Since we don’t filter for NSDictionaries in our first line of code, we need to move the filter to our second line. Now our first .map statement is checking to see if each item can be cast the an optional NSDictionary. If it can, it gets added to the new array. If it can’t, it gets kicked to the curb.

Our previous code had a convoluted setup to be able to apply a function, filter out the nils, then unwrap the coordinates. This is a common enough thing that there should be a more concise way to do this. There is, and that is using .flatMap. Flat Map does exactly the same thing as our previous three chained functions in one handy dandy function call. Huzzah!

Saving to Defaults

We have one last part left to our property list loading and unloading. We’ve verified that everything we are extracting to the defaults is safe. We now have to verify that everything we are sending out to the defaults is safe.

One last little block of code:

func saveValuesToDefaults(newValues:[T], key:String) {
    let encodedValues = newValues.map{$0.propertyListRepresentation()}
    NSUserDefaults.standardUserDefaults().setObject(encodedValues, forKey:key)
}

For our parameters, we are taking an array of values that conform to T:PropertyListReadable and a string value to use for our key.

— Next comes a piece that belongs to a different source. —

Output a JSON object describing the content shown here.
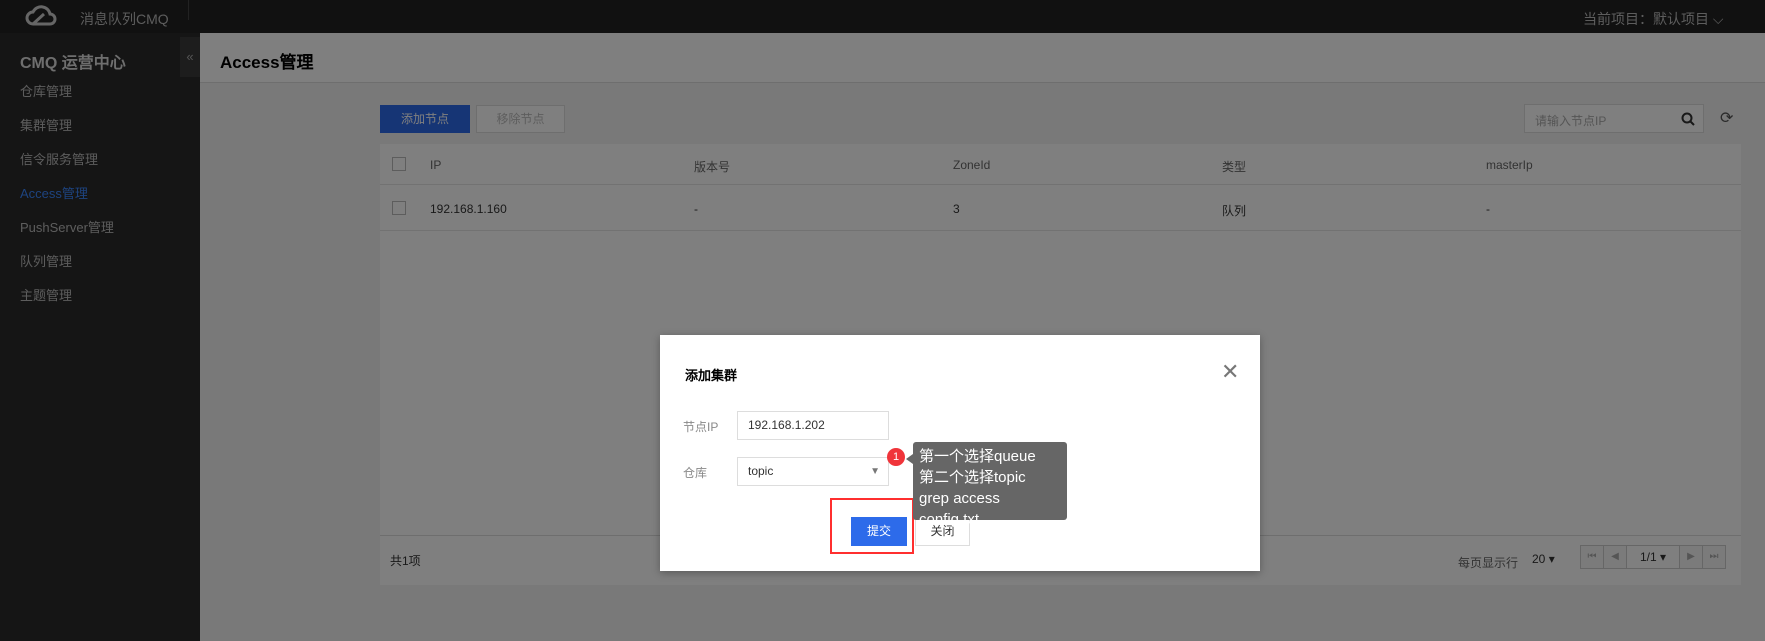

We’re creating an array of encoded values by taking the array parameter and mapping each one using the propertyListRepresentation function to turn it into an array of NSDictionaries. We then run the result through the setObject:forKey function associated with the NSUserDefaults.

Conclusion

I created a playground that contains all of the code I spoke about in the second half of this post.

When Brad showed me the extractValuesFromPropertyListArray function, it made my head explode. I saw the .flatMap() function and the guard statement, I felt stupid and inadequate. I felt despair that I would ever be able to come up with this stuff on my own. I can look at code and kind of grok what it means, but reading and understanding something are different than actually coming up with it.

After a while of struggling with the code, I realized I was asking the wrong questions about it. Rather than asking “how” it worked, I should have been asking “why” it was written that way. I talked to Brad about how we were dealing with the user defaults in the original code. He told me about the issue he had with it that I detailed in the first half of the post.

That is when a lot of this stuff began to click into place for me.

We don’t have this complicated code because we’re trying to be clever and use all the new toys in Swift. We are doing the code this way because it solves a problem that we had that could not be solved with Objective-C.

We could have used a “for-in” loop instead of the .map() function. We didn’t have to use .flatMap(), we had a longer implementation of it.

I have been approaching learning Swift all wrong. I was trying to take concepts like currying and trying to find ways of cramming them into my code so that I could understand how they worked. Our code is elegant because it had a specific set of problems it needed to solve that either were not solvable any other way, or would have resulted in more lines of code that would have taken more time to run because it wasn’t optimized.

For me, I took two lessons from this:

  1. Instead of spending more time thinking about clever ways to use shiny new features, I should spend some time thinking about what problems I had to solve.
  2. Just because my code “works” doesn’t mean it can’t be better. There might be “easy” ways to get something running, but there might be better, more elegant ways to write your code.

Yes, it’s overwhelming keeping up with all the new language changes and feature out there, but there can be great features that can make your code better that you never discover if you just decide your code is done once it compiles.